The pathway to enlightenment is for most of us very experiential.
While you may accept the philosophical concepts that are handed down with meditation - a belief in the reincarnation of the soul; the stateless state of nirvana; a sense of dharma, that there is a code of right and that when we follow the highest good we become the highest good; cycles and theories of cosmic evolution; the different lokas and planes of reality - while we may acknowledge that all of these things exist to some extent, what really brings us forward on the pathway to enlightenment is the need for spiritual experiences and visions.
Spiritual experiences fall into many different classifications. The most common type of spiritual experience is the one that you're having at the moment. We call it life. We're not apt to think of life as a spiritual experience. We feel that life, as we've come to know it, is flat or bland. But life for one who has not lived is a spiritual experience. It is not so much that life is flat or bland, it's just that we see it that way. Or perhaps it would be more accurate to say that we don't see it.

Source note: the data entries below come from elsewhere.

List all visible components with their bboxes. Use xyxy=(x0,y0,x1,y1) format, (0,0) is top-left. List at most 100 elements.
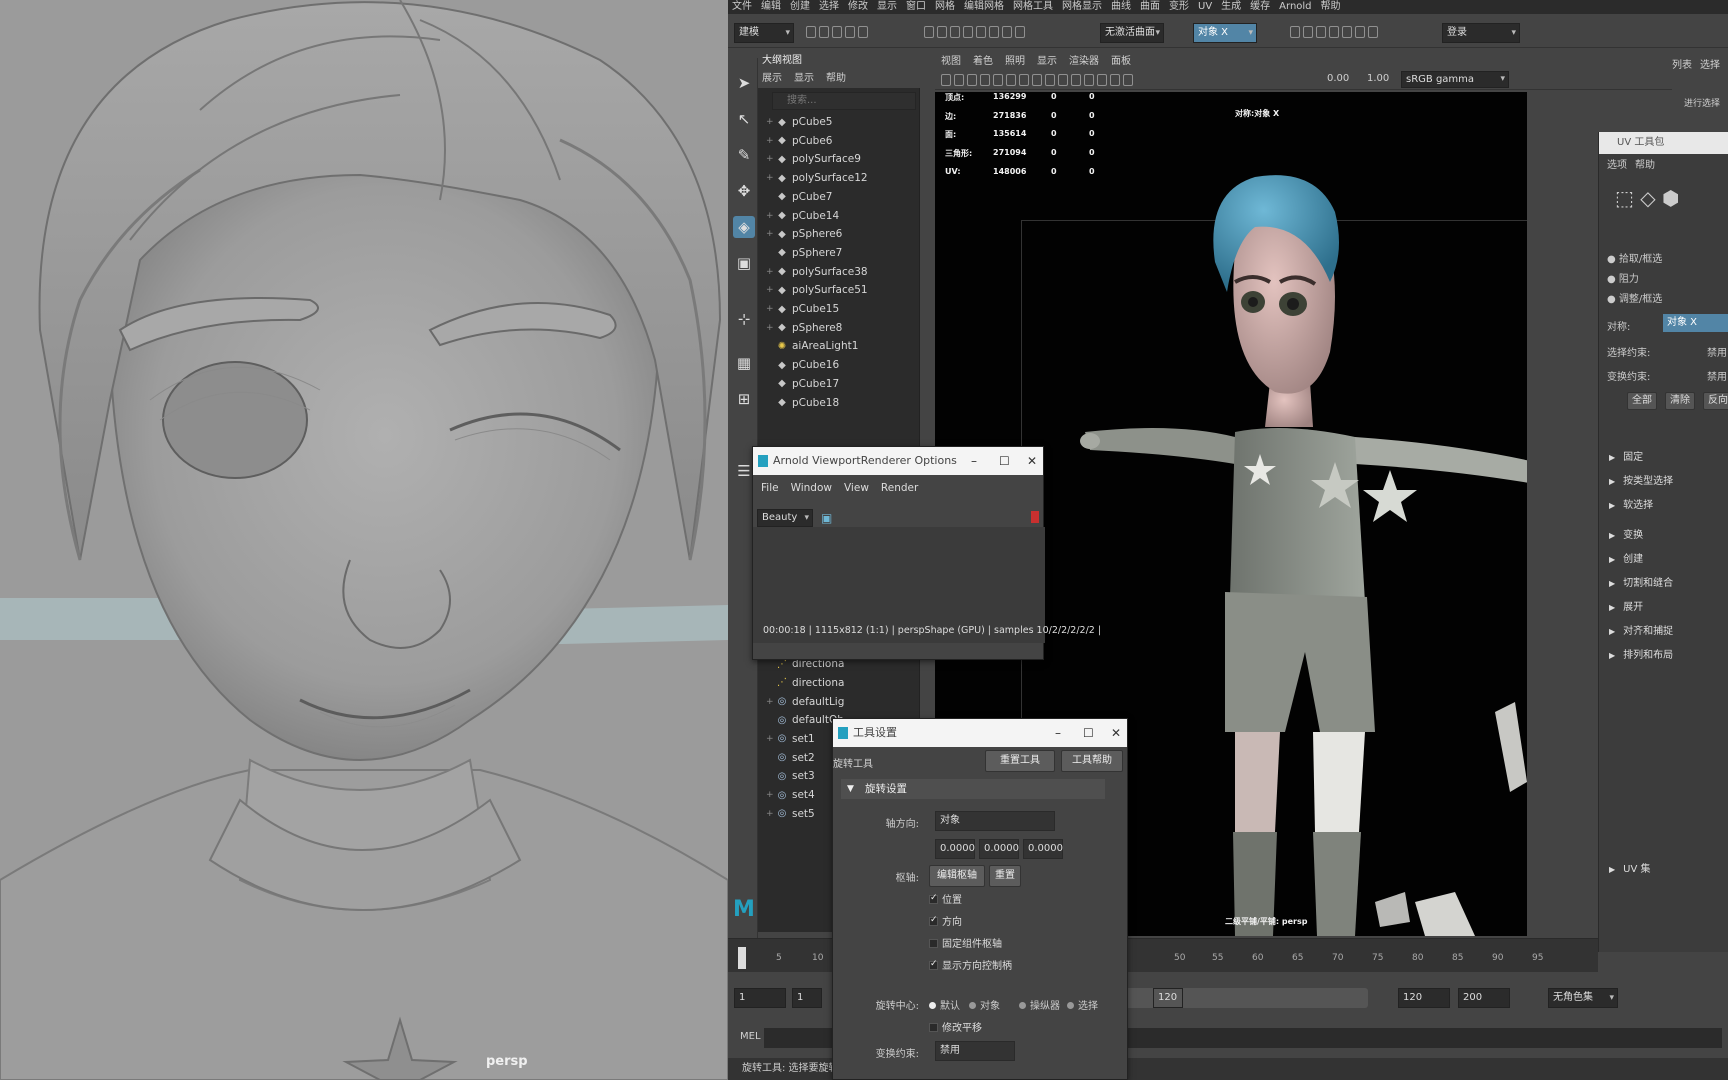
close-icon[interactable]: ✕ xyxy=(1111,719,1121,747)
bookmark-icon[interactable] xyxy=(967,74,977,86)
camera-attr-icon[interactable] xyxy=(954,74,964,86)
outliner-item[interactable]: + ◆ pCube15 xyxy=(766,299,839,319)
scale-tool-icon[interactable]: ▣ xyxy=(733,252,755,274)
close-icon[interactable]: ✕ xyxy=(1027,447,1037,475)
menu-surfaces[interactable]: 曲面 xyxy=(1140,0,1160,14)
expand-icon[interactable]: + xyxy=(766,697,776,707)
vp-menu-renderer[interactable]: 渲染器 xyxy=(1069,54,1099,70)
outliner-menu-show[interactable]: 展示 xyxy=(762,70,782,88)
playback-start-field[interactable]: 1 xyxy=(792,988,822,1008)
uv-section-header[interactable]: 固定 xyxy=(1609,448,1643,463)
uv-mode-pick[interactable]: ● 拾取/框选 xyxy=(1607,250,1662,265)
resolution-gate-icon[interactable] xyxy=(1019,74,1029,86)
expand-icon[interactable]: + xyxy=(766,304,776,314)
arnold-menu-file[interactable]: File xyxy=(761,475,779,501)
snap-plane-icon[interactable] xyxy=(1002,26,1012,38)
outliner-item[interactable]: ◆ pCube18 xyxy=(766,393,839,413)
outliner-item[interactable]: + ◆ pSphere8 xyxy=(766,318,842,338)
playback-end-field[interactable]: 120 xyxy=(1398,988,1450,1008)
expand-icon[interactable]: + xyxy=(766,211,776,221)
pivot-checkbox[interactable]: 显示方向控制柄 xyxy=(929,957,1012,972)
outliner-menu-display[interactable]: 显示 xyxy=(794,70,814,88)
outliner-item[interactable]: + ◆ pCube5 xyxy=(766,112,832,132)
snapshot-icon[interactable]: ▣ xyxy=(821,511,832,525)
reset-pivot-button[interactable]: 重置 xyxy=(989,865,1021,887)
new-scene-icon[interactable] xyxy=(806,26,816,38)
menu-deform[interactable]: 变形 xyxy=(1169,0,1189,14)
outliner-search-input[interactable]: 搜索... xyxy=(772,92,916,110)
undo-icon[interactable] xyxy=(845,26,855,38)
uv-mode-tweak[interactable]: ● 调整/框选 xyxy=(1607,290,1662,305)
range-end-handle[interactable]: 120 xyxy=(1153,988,1183,1008)
rotate-center-radio[interactable]: 选择 xyxy=(1067,997,1098,1012)
outliner-item[interactable]: ◎ set2 xyxy=(766,748,815,768)
film-gate-icon[interactable] xyxy=(1006,74,1016,86)
uv-section-header[interactable]: 按类型选择 xyxy=(1609,472,1673,487)
arnold-menu-view[interactable]: View xyxy=(844,475,869,501)
snap-grid-icon[interactable] xyxy=(963,26,973,38)
minimize-icon[interactable]: – xyxy=(971,447,977,475)
outliner-item[interactable]: ✺ aiAreaLight1 xyxy=(766,336,859,356)
outliner-item[interactable]: ◆ pCube7 xyxy=(766,187,832,207)
select-tool-icon[interactable]: ➤ xyxy=(733,72,755,94)
menu-mesh-display[interactable]: 网格显示 xyxy=(1062,0,1102,14)
rotate-tool-icon[interactable]: ◈ xyxy=(733,216,755,238)
menu-help[interactable]: 帮助 xyxy=(1321,0,1341,14)
uv-sel-constraint-value[interactable]: 禁用 xyxy=(1707,344,1727,359)
expand-icon[interactable]: + xyxy=(766,323,776,333)
uv-clear-button[interactable]: 清除 xyxy=(1665,392,1695,410)
expand-icon[interactable]: + xyxy=(766,154,776,164)
select-object-icon[interactable] xyxy=(937,26,947,38)
end-time-field[interactable]: 200 xyxy=(1458,988,1510,1008)
grid-toggle-icon[interactable] xyxy=(993,74,1003,86)
outliner-item[interactable]: + ◎ set5 xyxy=(766,804,815,824)
axis-z-field[interactable]: 0.0000 xyxy=(1023,839,1063,859)
image-plane-icon[interactable] xyxy=(980,74,990,86)
live-surface-field[interactable]: 无激活曲面 xyxy=(1100,23,1164,43)
camera-select-icon[interactable] xyxy=(941,74,951,86)
expand-icon[interactable]: + xyxy=(766,734,776,744)
uv-sets-section[interactable]: UV 集 xyxy=(1609,860,1650,875)
menu-generate[interactable]: 生成 xyxy=(1221,0,1241,14)
arnold-menu-window[interactable]: Window xyxy=(791,475,832,501)
pivot-checkbox[interactable]: 方向 xyxy=(929,913,962,928)
vp-menu-lighting[interactable]: 照明 xyxy=(1005,54,1025,70)
outliner-item[interactable]: + ◆ pCube14 xyxy=(766,206,839,226)
outliner-item[interactable]: + ◆ polySurface51 xyxy=(766,280,868,300)
menu-mesh[interactable]: 网格 xyxy=(935,0,955,14)
checkbox-icon[interactable] xyxy=(929,893,938,904)
uv-invert-button[interactable]: 反向 xyxy=(1703,392,1728,410)
xform-constraint-dropdown[interactable]: 禁用 xyxy=(935,1041,1015,1061)
menu-display[interactable]: 显示 xyxy=(877,0,897,14)
menu-select[interactable]: 选择 xyxy=(819,0,839,14)
uv-section-header[interactable]: 创建 xyxy=(1609,550,1643,565)
login-dropdown[interactable]: 登录 xyxy=(1442,23,1520,43)
uv-section-header[interactable]: 排列和布局 xyxy=(1609,646,1673,661)
shadows-icon[interactable] xyxy=(1084,74,1094,86)
outliner-item[interactable]: + ◎ set4 xyxy=(766,785,815,805)
menu-mesh-tools[interactable]: 网格工具 xyxy=(1013,0,1053,14)
radio-icon[interactable] xyxy=(1019,1002,1026,1009)
snap-point-icon[interactable] xyxy=(989,26,999,38)
snap-curve-icon[interactable] xyxy=(976,26,986,38)
vp-menu-show[interactable]: 显示 xyxy=(1037,54,1057,70)
uv-section-header[interactable]: 变换 xyxy=(1609,526,1643,541)
uv-section-header[interactable]: 切割和缝合 xyxy=(1609,574,1673,589)
uv-symmetry-field[interactable]: 对象 X xyxy=(1663,314,1728,332)
menu-cache[interactable]: 缓存 xyxy=(1250,0,1270,14)
expand-icon[interactable]: + xyxy=(766,136,776,146)
uv-menu-help[interactable]: 帮助 xyxy=(1635,156,1655,171)
outliner-item[interactable]: + ◎ defaultLig xyxy=(766,692,844,712)
expand-icon[interactable]: + xyxy=(766,809,776,819)
lights-icon[interactable] xyxy=(1071,74,1081,86)
arnold-menu-render[interactable]: Render xyxy=(881,475,918,501)
menu-edit-mesh[interactable]: 编辑网格 xyxy=(964,0,1004,14)
tool-help-button[interactable]: 工具帮助 xyxy=(1061,750,1123,772)
checkbox-icon[interactable] xyxy=(929,959,938,970)
uv-section-header[interactable]: 软选择 xyxy=(1609,496,1653,511)
checkbox-icon[interactable] xyxy=(929,915,938,926)
smooth-shade-icon[interactable] xyxy=(1045,74,1055,86)
stop-render-icon[interactable] xyxy=(1031,511,1039,523)
menu-windows[interactable]: 窗口 xyxy=(906,0,926,14)
menu-create[interactable]: 创建 xyxy=(790,0,810,14)
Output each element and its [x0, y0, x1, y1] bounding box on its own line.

Life is energy, constantly moving, changing, recycling, becoming new. The energy of eternity takes on countless new forms and we experience them. We experience them through our senses, through our mind, through our reflections, through our emotions and through our spiritual bodies.
It's enough sometimes. It's enough to watch, to sit in front of a fireplace and listen to the crackling of the wood and stare into the flame and to contemplate immortality, without thinking about it too much.
The spiritual experience of life is never ending. As you sit listening to me, you're having a spiritual experience. Later, in the day or the evening, your spiritual experience will continue. Life will precisely direct you through a variety of different experiences. These experiences are not the experience. The experiencer has left and gone someplace else. There are no plans to dream, no visions to keep. These experiences are the beginning and end of existence because that's all there really is.
We sit on an island in the middle of eternity, thinking to ourselves how important we are because we sit on an island in the middle of eternity, not knowing all the while that eternity is an island. We feel we've come to know something, that as perceivers with intelligence we've developed clarity and order and form, but we're only an island. The island of eternity.
We wait. We wait for our loves, we wait for our completion, we wait for the fulfillment of our desires. We wait with hope, apathy, resignation, belief. We become despondent, elated; we wait. We wait for the final experience, the vision, the dream quest that will lead us above the ebb and flow of this life and will place us into that which we have not experienced, that which is new, that which will command all of our attention to the point of complete absorption.
Life is the only spiritual experience there is, life and death. Death is but another part of life. There is no beginning and there is no ending. We're marvelously eternal. And our perception of existence changes as we change, which changes existence. Perception not only defines existence, but it creates existence. It gives it form. Without perception, there is no existence.
When we dream, we create. All of life is a dream or a series of waking dreams. We dream our surroundings, we dream our friends, our relations, we dream our bodies, we dream our dreams. There is no beginning and there is no end. Some days there's not even a middle.